Günstig auch beim Premium-Supermarkt einkaufen
Mit den günstigen Eigenmarken erhöhen die Supermärkte ihrerseits den Preisdruck auf die Discounter. Eine Studie des Deutschen Instituts für Service-Qualität aus dem vergangenen Jahr ergab, dass der Kunde einen Warenkorb mit 27 Produkten des täglichen Bedarfs immer noch am günstigsten bei Aldi Nord (25,64 Euro) einkaufen kann. Im Vergleich zum teuersten Supermarkt, dem Familia Nordost, konnten hier gut zwei Euro (7 Prozent) gespart werden. Im Vergleich zu Rewe (26,64 Euro) war der Testkauf beispielsweise bei Aldi Süd (25,91 Euro) und Lidl (26,11) aber nur unwesentlich günstiger.
Insgesamt zeigt der vergleichsweise geringe Unterschied, dass Premium-Supermärkte beim Preis durchaus mit Discountern mithalten können - dank Handelsmarken wie "ja!" oder "Gut&Günstig", die ebenso günstig wie No-Name-Produkte vom Discounter sind.
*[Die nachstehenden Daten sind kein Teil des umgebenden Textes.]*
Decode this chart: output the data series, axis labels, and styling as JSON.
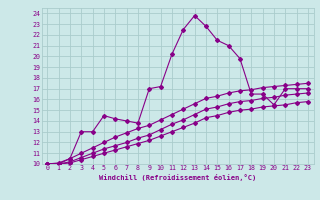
{
  "xlabel": "Windchill (Refroidissement éolien,°C)",
  "bg_color": "#cce8e8",
  "line_color": "#880088",
  "grid_color": "#aacccc",
  "xlim": [
    -0.5,
    23.5
  ],
  "ylim": [
    10,
    24.5
  ],
  "xticks": [
    0,
    1,
    2,
    3,
    4,
    5,
    6,
    7,
    8,
    9,
    10,
    11,
    12,
    13,
    14,
    15,
    16,
    17,
    18,
    19,
    20,
    21,
    22,
    23
  ],
  "yticks": [
    10,
    11,
    12,
    13,
    14,
    15,
    16,
    17,
    18,
    19,
    20,
    21,
    22,
    23,
    24
  ],
  "line1_x": [
    0,
    1,
    2,
    3,
    4,
    5,
    6,
    7,
    8,
    9,
    10,
    11,
    12,
    13,
    14,
    15,
    16,
    17,
    18,
    19,
    20,
    21,
    22,
    23
  ],
  "line1_y": [
    10,
    10,
    10.5,
    13,
    13,
    14.5,
    14.2,
    14.0,
    13.8,
    17.0,
    17.2,
    20.2,
    22.5,
    23.8,
    22.8,
    21.5,
    21.0,
    19.8,
    16.5,
    16.5,
    15.5,
    17.0,
    17.0,
    17.0
  ],
  "line2_x": [
    0,
    1,
    2,
    3,
    4,
    5,
    6,
    7,
    8,
    9,
    10,
    11,
    12,
    13,
    14,
    15,
    16,
    17,
    18,
    19,
    20,
    21,
    22,
    23
  ],
  "line2_y": [
    10,
    10.1,
    10.5,
    11.0,
    11.5,
    12.0,
    12.5,
    12.9,
    13.3,
    13.6,
    14.1,
    14.6,
    15.1,
    15.6,
    16.1,
    16.3,
    16.6,
    16.8,
    16.9,
    17.1,
    17.2,
    17.3,
    17.4,
    17.5
  ],
  "line3_x": [
    0,
    1,
    2,
    3,
    4,
    5,
    6,
    7,
    8,
    9,
    10,
    11,
    12,
    13,
    14,
    15,
    16,
    17,
    18,
    19,
    20,
    21,
    22,
    23
  ],
  "line3_y": [
    10,
    10.0,
    10.2,
    10.6,
    11.0,
    11.4,
    11.7,
    12.0,
    12.4,
    12.7,
    13.2,
    13.7,
    14.1,
    14.6,
    15.1,
    15.3,
    15.6,
    15.8,
    15.9,
    16.1,
    16.2,
    16.4,
    16.5,
    16.6
  ],
  "line4_x": [
    0,
    1,
    2,
    3,
    4,
    5,
    6,
    7,
    8,
    9,
    10,
    11,
    12,
    13,
    14,
    15,
    16,
    17,
    18,
    19,
    20,
    21,
    22,
    23
  ],
  "line4_y": [
    10,
    10.0,
    10.1,
    10.4,
    10.7,
    11.0,
    11.3,
    11.6,
    11.9,
    12.2,
    12.6,
    13.0,
    13.4,
    13.8,
    14.3,
    14.5,
    14.8,
    15.0,
    15.1,
    15.3,
    15.4,
    15.5,
    15.7,
    15.8
  ]
}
Das sieht auch Markenexperte Duphorn so: Zwar gingen Verbraucher ganz klar mit der Erwartung zum Discounter, Geld zu sparen. Doch der Schein trügt: "Im Supermarkt gibt es die gleichen Produkte zum gleichen Preis", sagte Duphorn mit Bezug auf die Eigenmarken der Premium-Supermärkte.
Womit die Discounter in Zukunft aber wohl weiter punkten können, sind neue Geschäftsfelder. Schon jetzt tendiere Aldi zu einem neuen Format: Durch den steigenden Non-Food-Anteil – also Artikel, die nicht zum Kernsortiment Lebensmittel gehören – werde der Discounter zunehmend zu einer Art Warenhaus. "Der Umsatzanteil beträgt 20 Prozent, bald vielleicht 30 Prozent", meint Ex-Aldi-Manager Brandes.
Dass Aldi beim Erschließen neuer Geschäftsfelder besonders innovativ ist, zeigt auch der jüngste Coup: Der Discounter ist seit Anfang April im neuen Markt mit innerdeutschen Fernbusfahrten vertreten.